Le Vin Herbé

Frank Martin
Welsh National Opera
Millennium Centre, Cardiff

Fatal lovers, Iseult (Caitlin Hulcup) and Tristan (Tom Randle) Credit: Robert Workman, WNO
Orchestra and set for Polly Graham's production of Le Vin Herbé Credit: Robert Workman, WNO
The chorus - ever-present commentators in Frank Martin's Le Vin Herbé Credit: Robert Workman, WNO

It’s Tristan and Isolde, but not as you know it.

Musically and temperamentally, this 1941 secular oratorio is as different from its more familiar namesake as its reclusive Swiss composer Frank Martin was from Wagner.

Scored for just seven strings and piano, its textures are lean, its lovely harmonies refined, its melodic sinews exposed and dissected. And, played without an interval, it’s three hours shorter.

Concentrated and distilled, Le Vin Herbé is not devoid of emotion, but more like those lovers might have felt had the composer advised a cold shower first.

The spare orchestration, reminiscent of Britten and Stravinsky’s in his Oedipus period, is matched in this superb Polly Graham production by a skeletal set with all on view, including gantries and musicians.

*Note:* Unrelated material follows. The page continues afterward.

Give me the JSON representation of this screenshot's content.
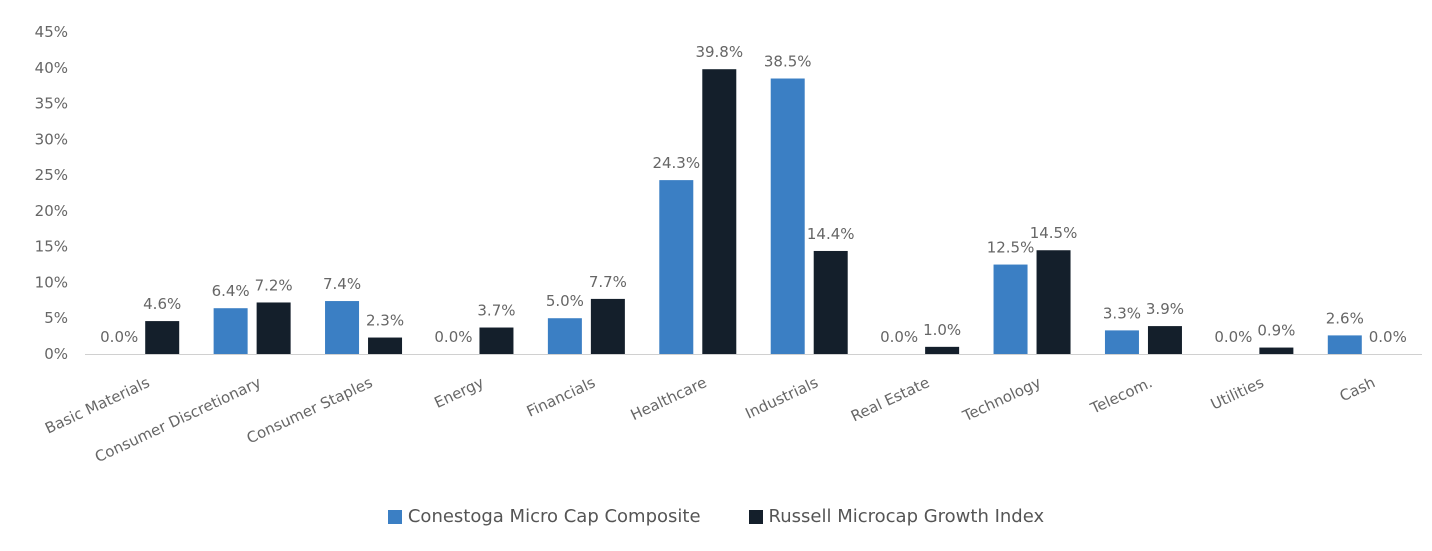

It opens with house lights on as the ever-present chorus tells in advance the full, sad story to come. At one point, they sing of Tristan “never at peace” while the self-same is busy shifting chairs off stage for the following scene.

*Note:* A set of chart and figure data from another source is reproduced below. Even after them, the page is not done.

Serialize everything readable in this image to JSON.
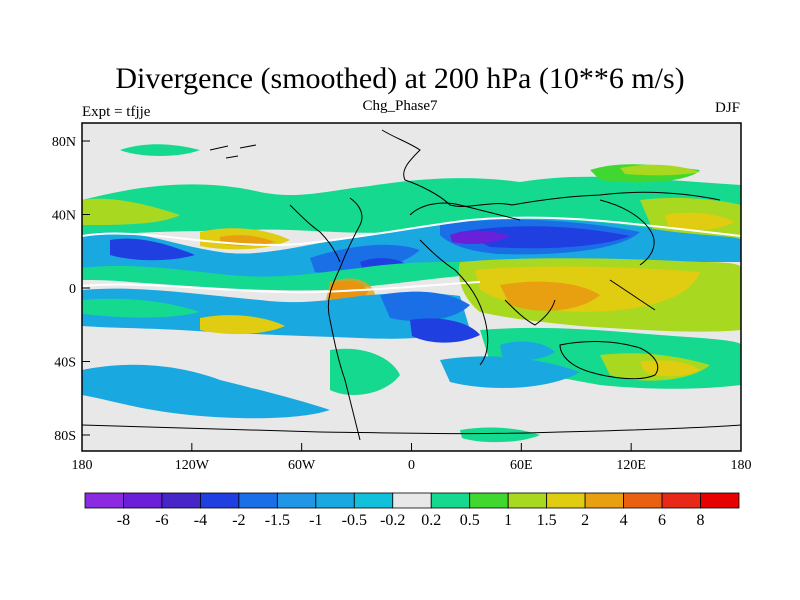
{
  "title": "Divergence (smoothed) at 200 hPa (10**6 m/s)",
  "subtitle_left": "Expt = tfjje",
  "subtitle_center": "Chg_Phase7",
  "subtitle_right": "DJF",
  "map": {
    "lon_ticks": [
      "180",
      "120W",
      "60W",
      "0",
      "60E",
      "120E",
      "180"
    ],
    "lat_ticks": [
      "80N",
      "40N",
      "0",
      "40S",
      "80S"
    ]
  },
  "colorbar": {
    "labels": [
      "-8",
      "-6",
      "-4",
      "-2",
      "-1.5",
      "-1",
      "-0.5",
      "-0.2",
      "0.2",
      "0.5",
      "1",
      "1.5",
      "2",
      "4",
      "6",
      "8"
    ],
    "colors": [
      "#8a2be2",
      "#6a1fd8",
      "#4626c8",
      "#1f3fe0",
      "#1a6fe6",
      "#2196e6",
      "#19a9e0",
      "#13c0dc",
      "#e8e8e8",
      "#15d98f",
      "#40d830",
      "#a8d820",
      "#e0cc10",
      "#e8a010",
      "#e86010",
      "#e82818",
      "#e60000"
    ],
    "neutral_color": "#e8e8e8"
  }
}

Constructed in 20-odd fragmentary tableaux, separated by silences, the music is often meditative under the quiet, doleful commentary of chorus and principals on the pain of love, and just possibly the comfort of reconciliation.

At the heart of the piece is a 10-minute monologue by the splendid Tom Randle’s Tristan. The ethereal high violin gives way to throbbing fateful chords on the piano as he moves from the pinnacle to the depths of his fatal passion. Words, music, drama come together as in a perfect vignette of opera at its most effective.

Australian soprano Caitlin Hulcup sang exquisitely in her less showy role as Iseult, moving wraith-like as one condemned by the actions of others, after drinking that prepared potion, the vin herbé.

The chorus, expanded from the specified 12 to 40 singers, was superb, collectively and in its individual members who stepped forward in other roles. Graham’s handling of stage direction could be a study project in crowd control, and the effect as the singers spilled around the audience produced one of the most thrilling effects I’ve heard in an opera house.

Praise should also go to the uncredited Professor Hugh Macdonald whose English translation of the French libretto fitted so sensitively that it sounded like the original.

Le Vin Herbé can also be seen at Bristol, Milton Keynes, Llandudno, Plymouth and Southampton until 25 April 2017.